Researchers at Nippon Telegraph and Telephone Corp. (NTT; Kanagawa, Japan) have successfully used cross-correlation to recover the clock signal from a 100-Gbit/s time-division-multiplexed data signal. The technique, which exploits four-wave mixing inside a traveling-wave laser-diode amplifier, allows error-free transmission at this data rate and could potentially operate at much higher rates. Though this is impossible with existing hardware, researchers have been investigating the possibility that the technology could be developed further to synchronize data streams of up to one terabit per second.
The system was designed and built at NTT`s Optical Network Systems Laboratories.1 Pulses from a modelocked erbium-doped fiber ring laser are triggered using a 6.3-GHz signal, which also synchronizes a pattern generator that controls a lithium niobate (LiNbO3) based intensity modulator. The result is a 6.3-Gbit/s optical data bit stream. This signal is then multiplexed into a 100-Gbit/s stream using a planar-lightwave-circuit multiplexer and prepared for four-wave mixing by a polarization controller. The beam is then input to the traveling-wave laser-diode amplifier through a 50:50 coupler.
At the same time, a clock pulse is generated using a gain-switched distributed-feedback (DFB) laser. The frequency is set by a 6.3-GHz voltage-controlled oscillator added to a 21.95-kHz offset frequency (Df), and the clock is then compressed and polarization-adjusted before being combined with the data signal. The combined data and clock signals are now injected into the traveling-wave laser-diode amplifier.
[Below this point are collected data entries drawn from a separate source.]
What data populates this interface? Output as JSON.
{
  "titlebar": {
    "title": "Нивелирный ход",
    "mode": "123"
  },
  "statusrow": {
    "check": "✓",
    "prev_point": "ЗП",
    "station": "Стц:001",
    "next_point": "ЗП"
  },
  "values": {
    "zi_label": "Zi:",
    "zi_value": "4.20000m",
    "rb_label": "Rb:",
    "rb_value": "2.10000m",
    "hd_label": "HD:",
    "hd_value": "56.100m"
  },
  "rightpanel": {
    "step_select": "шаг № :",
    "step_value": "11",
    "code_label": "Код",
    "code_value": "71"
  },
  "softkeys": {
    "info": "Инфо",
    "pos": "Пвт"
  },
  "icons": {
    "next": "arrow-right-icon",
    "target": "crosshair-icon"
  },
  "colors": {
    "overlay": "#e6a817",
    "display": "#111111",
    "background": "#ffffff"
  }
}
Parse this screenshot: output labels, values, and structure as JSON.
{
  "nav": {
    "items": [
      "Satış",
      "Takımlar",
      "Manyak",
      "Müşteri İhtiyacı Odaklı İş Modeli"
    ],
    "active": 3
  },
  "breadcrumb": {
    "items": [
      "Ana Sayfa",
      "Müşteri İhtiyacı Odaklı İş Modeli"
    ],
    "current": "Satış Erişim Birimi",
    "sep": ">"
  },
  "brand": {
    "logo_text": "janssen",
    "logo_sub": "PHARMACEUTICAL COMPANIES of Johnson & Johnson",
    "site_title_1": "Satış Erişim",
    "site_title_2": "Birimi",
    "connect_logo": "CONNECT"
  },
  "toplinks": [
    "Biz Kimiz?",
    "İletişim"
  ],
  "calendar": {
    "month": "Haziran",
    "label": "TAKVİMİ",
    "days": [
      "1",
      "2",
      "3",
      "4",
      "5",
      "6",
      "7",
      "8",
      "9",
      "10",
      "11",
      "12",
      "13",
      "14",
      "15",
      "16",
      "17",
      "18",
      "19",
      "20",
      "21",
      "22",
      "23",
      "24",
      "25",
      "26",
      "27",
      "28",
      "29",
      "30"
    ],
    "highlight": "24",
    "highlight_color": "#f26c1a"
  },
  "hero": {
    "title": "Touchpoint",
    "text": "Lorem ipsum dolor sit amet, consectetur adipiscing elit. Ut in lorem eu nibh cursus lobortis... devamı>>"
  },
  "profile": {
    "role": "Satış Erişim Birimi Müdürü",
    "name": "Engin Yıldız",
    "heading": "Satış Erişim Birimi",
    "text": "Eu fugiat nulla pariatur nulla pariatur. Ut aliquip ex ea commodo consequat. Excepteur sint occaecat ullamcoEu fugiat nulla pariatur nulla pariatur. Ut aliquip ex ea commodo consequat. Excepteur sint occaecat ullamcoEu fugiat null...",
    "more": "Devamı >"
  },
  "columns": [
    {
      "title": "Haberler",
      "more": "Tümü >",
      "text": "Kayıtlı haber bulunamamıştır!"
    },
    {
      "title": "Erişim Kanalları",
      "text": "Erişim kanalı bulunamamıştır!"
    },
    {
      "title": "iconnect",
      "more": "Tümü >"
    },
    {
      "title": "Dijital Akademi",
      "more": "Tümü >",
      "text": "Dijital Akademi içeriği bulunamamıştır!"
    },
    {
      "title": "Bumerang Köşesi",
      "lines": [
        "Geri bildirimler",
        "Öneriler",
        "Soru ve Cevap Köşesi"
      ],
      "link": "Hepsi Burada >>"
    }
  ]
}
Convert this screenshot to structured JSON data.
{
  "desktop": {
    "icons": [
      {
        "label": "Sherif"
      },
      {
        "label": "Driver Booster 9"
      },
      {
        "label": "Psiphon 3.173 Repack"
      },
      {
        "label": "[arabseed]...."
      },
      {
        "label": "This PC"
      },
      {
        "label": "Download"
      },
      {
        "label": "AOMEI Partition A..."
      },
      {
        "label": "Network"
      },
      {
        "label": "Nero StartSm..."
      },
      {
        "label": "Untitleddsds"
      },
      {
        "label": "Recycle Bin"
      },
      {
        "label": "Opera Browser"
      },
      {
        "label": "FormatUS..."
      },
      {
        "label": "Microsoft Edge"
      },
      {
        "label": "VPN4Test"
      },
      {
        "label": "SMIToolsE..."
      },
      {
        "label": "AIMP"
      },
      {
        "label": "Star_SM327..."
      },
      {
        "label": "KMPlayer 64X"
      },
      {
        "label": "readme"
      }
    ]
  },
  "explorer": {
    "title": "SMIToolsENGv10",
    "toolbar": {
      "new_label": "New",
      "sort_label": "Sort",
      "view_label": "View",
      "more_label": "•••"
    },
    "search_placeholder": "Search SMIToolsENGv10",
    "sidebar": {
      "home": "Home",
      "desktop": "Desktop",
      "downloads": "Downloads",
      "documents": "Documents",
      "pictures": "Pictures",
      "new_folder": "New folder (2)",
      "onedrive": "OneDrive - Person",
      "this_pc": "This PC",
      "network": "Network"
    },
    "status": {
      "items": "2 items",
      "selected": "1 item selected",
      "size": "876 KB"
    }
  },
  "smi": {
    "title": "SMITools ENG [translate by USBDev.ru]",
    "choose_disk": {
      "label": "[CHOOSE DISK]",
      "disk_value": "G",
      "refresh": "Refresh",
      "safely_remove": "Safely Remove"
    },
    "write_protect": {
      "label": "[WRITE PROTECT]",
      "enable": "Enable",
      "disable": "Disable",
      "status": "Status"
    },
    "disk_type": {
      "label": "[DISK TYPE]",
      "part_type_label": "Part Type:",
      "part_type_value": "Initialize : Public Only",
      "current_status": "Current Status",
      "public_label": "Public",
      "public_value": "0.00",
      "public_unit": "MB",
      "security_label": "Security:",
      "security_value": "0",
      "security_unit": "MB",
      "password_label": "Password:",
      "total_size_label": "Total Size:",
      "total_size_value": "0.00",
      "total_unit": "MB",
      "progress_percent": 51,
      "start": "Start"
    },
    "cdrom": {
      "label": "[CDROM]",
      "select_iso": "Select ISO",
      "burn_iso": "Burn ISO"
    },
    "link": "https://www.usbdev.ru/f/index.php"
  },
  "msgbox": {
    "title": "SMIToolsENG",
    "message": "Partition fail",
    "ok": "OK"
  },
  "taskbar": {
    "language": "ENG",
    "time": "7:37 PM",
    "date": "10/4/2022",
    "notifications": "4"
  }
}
The absorption of this device is altered by the light that flows through it, with the result that four-wave mixing takes place between the two input beams and their effects. This produces a cross-correlation, and the output beam is modulated by beats with a frequency of 16 Df.
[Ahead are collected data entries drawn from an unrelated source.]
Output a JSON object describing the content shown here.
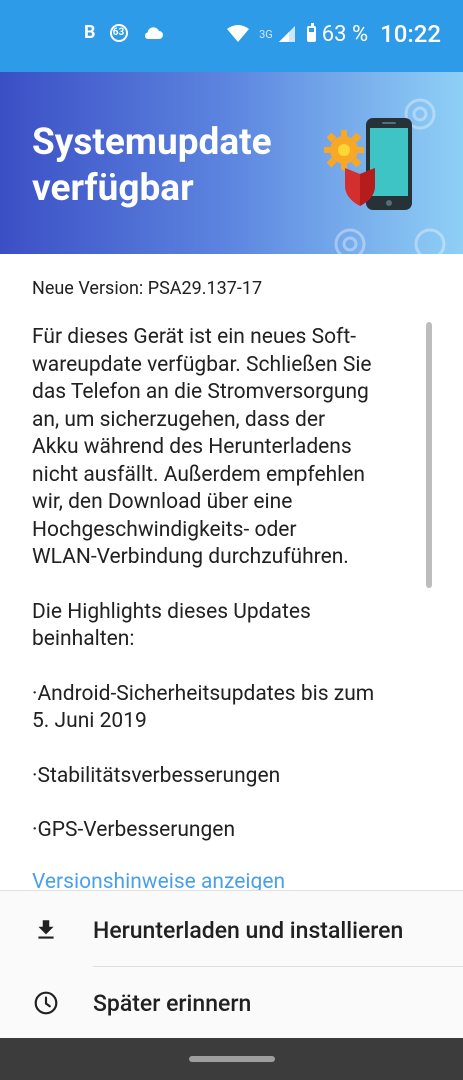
{
  "status_bar": {
    "left_icons": [
      "B",
      "63"
    ],
    "network": "3G",
    "battery": "63 %",
    "time": "10:22"
  },
  "header": {
    "title": "Systemupdate\nverfügbar"
  },
  "content": {
    "version": "Neue Version: PSA29.137-17",
    "description": "Für dieses Gerät ist ein neues Soft-\nwareupdate verfügbar. Schließen Sie\ndas Telefon an die Stromversorgung\nan, um sicherzugehen, dass der\nAkku während des Herunterladens\nnicht ausfällt. Außerdem empfehlen\nwir, den Download über eine\nHochgeschwindigkeits- oder\nWLAN-Verbindung durchzuführen.",
    "highlights_intro": "Die Highlights dieses Updates\nbeinhalten:",
    "bullets": [
      "·Android-Sicherheitsupdates bis zum\n 5. Juni 2019",
      "·Stabilitätsverbesserungen",
      "·GPS-Verbesserungen"
    ],
    "faded_link": "Versionshinweise anzeigen"
  },
  "actions": {
    "download_label": "Herunterladen und installieren",
    "remind_label": "Später erinnern"
  },
  "colors": {
    "status_bar": "#2e9be8",
    "header_gradient_start": "#3b4fc5",
    "header_gradient_end": "#8fd0f6",
    "link": "#1e88e5"
  }
}
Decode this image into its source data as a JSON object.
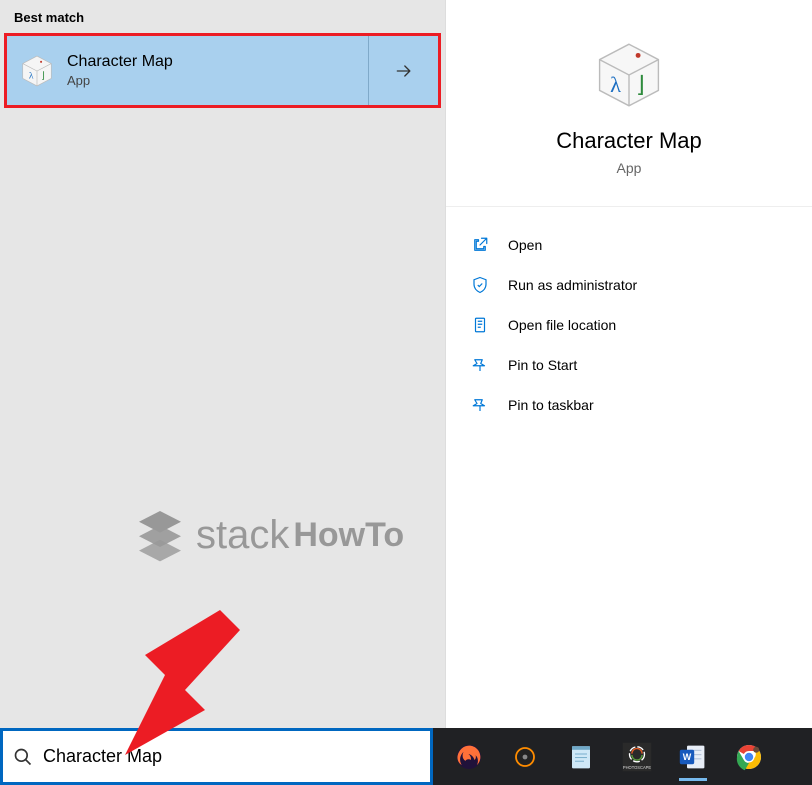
{
  "left": {
    "section_header": "Best match",
    "result": {
      "title": "Character Map",
      "subtitle": "App"
    }
  },
  "detail": {
    "title": "Character Map",
    "subtitle": "App",
    "actions": [
      {
        "label": "Open"
      },
      {
        "label": "Run as administrator"
      },
      {
        "label": "Open file location"
      },
      {
        "label": "Pin to Start"
      },
      {
        "label": "Pin to taskbar"
      }
    ]
  },
  "watermark": {
    "text1": "stack",
    "text2": "HowTo"
  },
  "search": {
    "value": "Character Map"
  }
}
The beat frequency is picked up after the light passes through an optical bandpass filter—to remove the clock and signal—and is detected by an avalanche photodiode. The resulting electronic signal is compared to the original Df frequency signal multiplied by 16; this allows for the way that the original data signal was multiplexed to 100 Gbit/s. Finally, the phase difference between the two signals is fed back into the voltage-controlled oscillator, and the two signals converge.
The timing jitter for the NTT phaselocked loop is 0.34 ps at this speed, which is better than the 0.42 ps required to allow error-free data transmission (less than one error per gigabit). The timing jitter is, however, related to the optical noise in the cross-correlated signal, which is, in turn, dependent on the power of the four-wave mixing power in the laser-diode amplifier. As the data rate increases, the error-free-transmission power decreases. Unfortunately, however, the actual four-wave mixing power gets worse faster, primarily due to the clock pulsewidth effect—which causes the correlation power to drop as the width of the pulse increases—and detuning. In order to support terabit-per-second data rates, significant improvements must be made in the laser-diode amplifier performance.
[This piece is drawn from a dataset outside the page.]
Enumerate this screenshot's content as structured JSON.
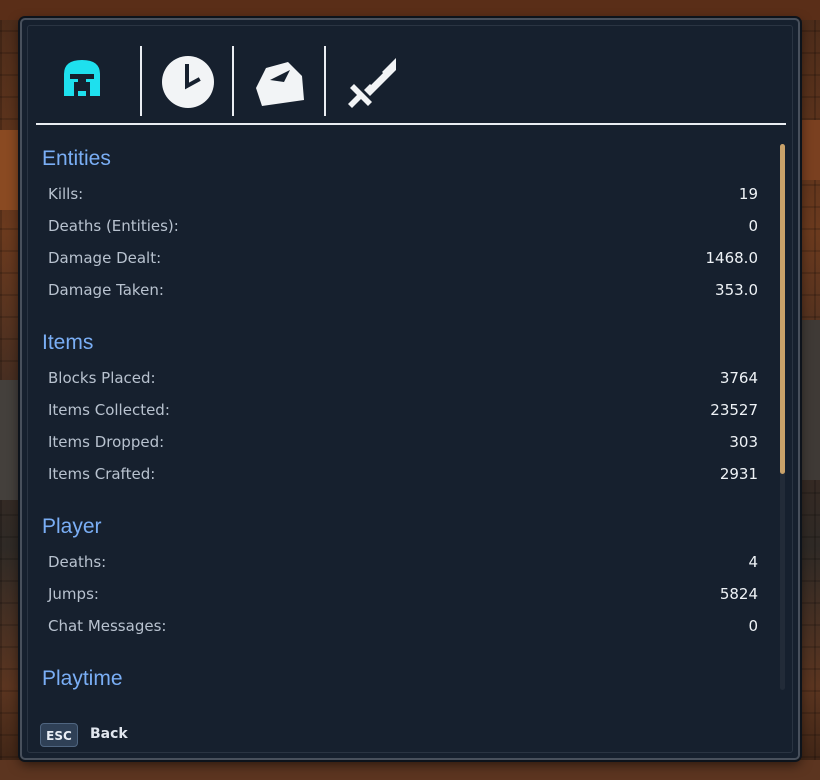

In addition to looking for a more efficient amplifier for four-wave mixing to make the system work at higher speeds, researchers are hoping to improve the flexibility and simplicity of the existing system. The polarization controllers, for instance, could be eliminated by using a polarization-independent medium, which could have advantages both for the light-efficiency and for the performance of the system as a whole.
1. Osamu Kamatani and Satoki Kawanishi, J. Lightwave Technol. 14(8), 1757 (1996).